The ride through here is nice and mellow. A re-paving of the surface a few years back saw a break in some of the lanes and “sharrows” put in their place. I’ve referred to sharrows as the “dry-hump of cycling infrastructure”* but those breaks are short and for the most part Harbord is one of the safest routes downtown.
The recent addition of a new stoplight at Clinton can kinda wreck your flow if you don’t hit the greens just right, but it’s all good because it slows down car traffic through this school zone.
Unfortunately, this happens to the heavier eastbound bike traffic most mornings:
Usually I’ll head down Grace, but a spill earlier this year on an icy day has irked me since. Warning to the winter cycling warriors: that left turn lane is on the perfect part of the slope to catch the wind and freeze over when the rest of the road is otherwise fine [making for dangerous black ice conditions]. Left one heck of a bruise on my hip!
So lately I’ve been taking Shaw. One-way southbound to Dundas, there’s plans to make this contraflow for bikes in the near future.
With more low-rise condos and townhouses in progress, I’m sure the new residents will be pleased to bike north or south.
The tricky part of biking on Shaw is crossing College. Some mornings you have to gamble on a pedestrian wanting to cross here, triggering the lights above. Part of the contraflow redesign would see bike-specific signals installed here.
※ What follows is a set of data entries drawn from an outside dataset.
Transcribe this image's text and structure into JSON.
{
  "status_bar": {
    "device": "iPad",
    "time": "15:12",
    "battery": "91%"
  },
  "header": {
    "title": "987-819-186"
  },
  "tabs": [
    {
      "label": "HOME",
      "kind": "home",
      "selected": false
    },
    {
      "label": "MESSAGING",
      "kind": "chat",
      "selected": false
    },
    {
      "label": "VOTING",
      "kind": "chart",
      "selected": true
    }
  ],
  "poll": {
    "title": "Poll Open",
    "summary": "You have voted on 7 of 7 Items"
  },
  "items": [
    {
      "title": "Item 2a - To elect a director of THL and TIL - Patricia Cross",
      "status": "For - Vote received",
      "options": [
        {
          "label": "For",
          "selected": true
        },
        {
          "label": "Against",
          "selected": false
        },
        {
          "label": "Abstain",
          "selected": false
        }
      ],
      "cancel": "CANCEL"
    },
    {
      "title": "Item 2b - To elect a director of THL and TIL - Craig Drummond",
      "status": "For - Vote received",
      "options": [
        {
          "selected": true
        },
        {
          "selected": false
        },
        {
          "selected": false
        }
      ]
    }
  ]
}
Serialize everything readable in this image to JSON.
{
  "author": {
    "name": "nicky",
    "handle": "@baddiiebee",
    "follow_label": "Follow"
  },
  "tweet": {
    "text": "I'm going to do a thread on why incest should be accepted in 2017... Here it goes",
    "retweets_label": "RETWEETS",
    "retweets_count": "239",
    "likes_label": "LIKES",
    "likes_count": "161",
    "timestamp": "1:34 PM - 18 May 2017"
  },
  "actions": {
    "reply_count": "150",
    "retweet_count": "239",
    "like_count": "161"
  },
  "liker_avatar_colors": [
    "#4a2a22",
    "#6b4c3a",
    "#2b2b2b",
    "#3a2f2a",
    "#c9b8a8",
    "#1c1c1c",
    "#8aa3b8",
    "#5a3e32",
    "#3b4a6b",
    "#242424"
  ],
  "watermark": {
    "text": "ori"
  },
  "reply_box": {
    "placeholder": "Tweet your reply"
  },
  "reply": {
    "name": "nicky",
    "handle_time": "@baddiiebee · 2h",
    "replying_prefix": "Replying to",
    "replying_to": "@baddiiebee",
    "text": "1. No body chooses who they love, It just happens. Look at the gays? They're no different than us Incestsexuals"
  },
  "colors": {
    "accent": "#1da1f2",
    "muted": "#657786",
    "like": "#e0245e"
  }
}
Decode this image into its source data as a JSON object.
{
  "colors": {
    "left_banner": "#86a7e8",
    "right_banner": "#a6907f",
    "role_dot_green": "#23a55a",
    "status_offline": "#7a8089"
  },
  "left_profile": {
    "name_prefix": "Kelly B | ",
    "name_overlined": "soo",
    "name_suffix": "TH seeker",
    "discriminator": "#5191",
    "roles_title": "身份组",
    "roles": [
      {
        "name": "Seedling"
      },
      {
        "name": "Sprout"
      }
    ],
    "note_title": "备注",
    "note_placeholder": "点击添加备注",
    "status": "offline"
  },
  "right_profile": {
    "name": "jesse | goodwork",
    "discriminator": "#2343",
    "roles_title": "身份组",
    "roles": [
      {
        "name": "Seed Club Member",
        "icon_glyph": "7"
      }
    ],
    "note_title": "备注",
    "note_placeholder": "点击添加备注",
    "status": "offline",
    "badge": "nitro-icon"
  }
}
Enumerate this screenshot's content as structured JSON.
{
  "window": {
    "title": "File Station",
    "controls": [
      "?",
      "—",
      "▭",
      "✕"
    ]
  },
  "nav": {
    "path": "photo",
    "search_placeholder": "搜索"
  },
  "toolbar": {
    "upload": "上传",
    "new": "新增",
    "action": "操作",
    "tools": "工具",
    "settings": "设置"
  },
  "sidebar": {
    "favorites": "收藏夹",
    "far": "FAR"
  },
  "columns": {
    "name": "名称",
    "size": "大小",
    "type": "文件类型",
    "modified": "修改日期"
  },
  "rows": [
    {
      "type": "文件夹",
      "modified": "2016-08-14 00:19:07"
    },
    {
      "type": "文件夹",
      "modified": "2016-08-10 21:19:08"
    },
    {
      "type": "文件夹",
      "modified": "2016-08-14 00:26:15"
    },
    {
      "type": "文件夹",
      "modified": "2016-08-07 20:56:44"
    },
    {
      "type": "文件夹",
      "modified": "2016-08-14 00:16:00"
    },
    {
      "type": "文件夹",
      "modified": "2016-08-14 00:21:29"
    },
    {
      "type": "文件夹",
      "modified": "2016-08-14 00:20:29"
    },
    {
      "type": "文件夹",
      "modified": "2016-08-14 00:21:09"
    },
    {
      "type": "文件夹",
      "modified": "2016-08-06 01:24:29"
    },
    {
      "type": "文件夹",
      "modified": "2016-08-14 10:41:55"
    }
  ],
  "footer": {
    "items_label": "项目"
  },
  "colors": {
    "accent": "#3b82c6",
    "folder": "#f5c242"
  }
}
Another positive on the contraflow installation would be resurfacing Shaw through some of the rougher spots (see below):
So it will be as smooth as this section just north of Dundas.
Two-way traffic kicks back in at Dundas:
I’m not sure what will become of the grassy median when Shaw gets overhauled [as part of the contraflow redesign], but right now it’s a pleasant but narrow stretch where I’m always slightly nervous that some impatient driver will be revving right behind me -- but with a 40 km/h limit on a slight downhill I rarely experience any conflicts.
South of Queen it gets less claustrophobic as I glide by the CAMH grounds, where they’ve literally torn down the walls to be better entwined with the Queen West community. I really do love what they’ve done with the place.
The underpass on King West is probably my least favourite part of my commute. I can build up quite a velocity passing under the train tracks, but with tight lanes and no room for error I tend to “take the lane” for my own safety. This is the one spot I run into the most impatient drivers as they feel inclined to blast down the right lane -- there is inevitably a row of cars in the left lane attempting to turn left into Liberty Village.
I soldier on through the underpass and shoot out the other side to make my own less-than-savoury left turn. Et viola ... I’m in Liberty Village.
Liberty itself isn’t great for biking in – the roads are narrow, there are a lot of four-way stops, many stretches of road don't have sidewalks and in some places there are even bricks poking out of the pavement from the area’s past life as a manufacturing 'hood. With plenty of new condos rising, the city will have to devise better ways to get people in and out of Liberty Village that will offset the endless stream of single-occupant vehicles; the lone, meandering bus route doesn’t quite do the trick today.
But for me, it’s not the destination, but the journey itself. This commute – usually about 25 minutes door-to-door for me – is one of the shorter routes I’ll take when the weather gets nice. When the temperature hits double-digits, I’ll often swing all the way through the Junction, past High Park before hitting the Martin Goodman trail. The more time I can spend on my bike in a day, the happier I am!
I’m not looking forward to the redesign of the Wellesley and Harbord bike lanes. Any discussion I’ve heard so far has pointed to the separated bike lane design that was used on Sherbourne, and we all know how well that’s working. I will reserve judgement until I test the route, but something tells me I may be looking at a longer route in the future.
When not working as an Apple IT Consultant, Joe Byer is on his bike to and from work or for longer rides throughout Toronto.
*dandyhorse supports all cycling infrastructure. We hope that sharrows in Toronto act as gateway infrastructure to more bike lanes.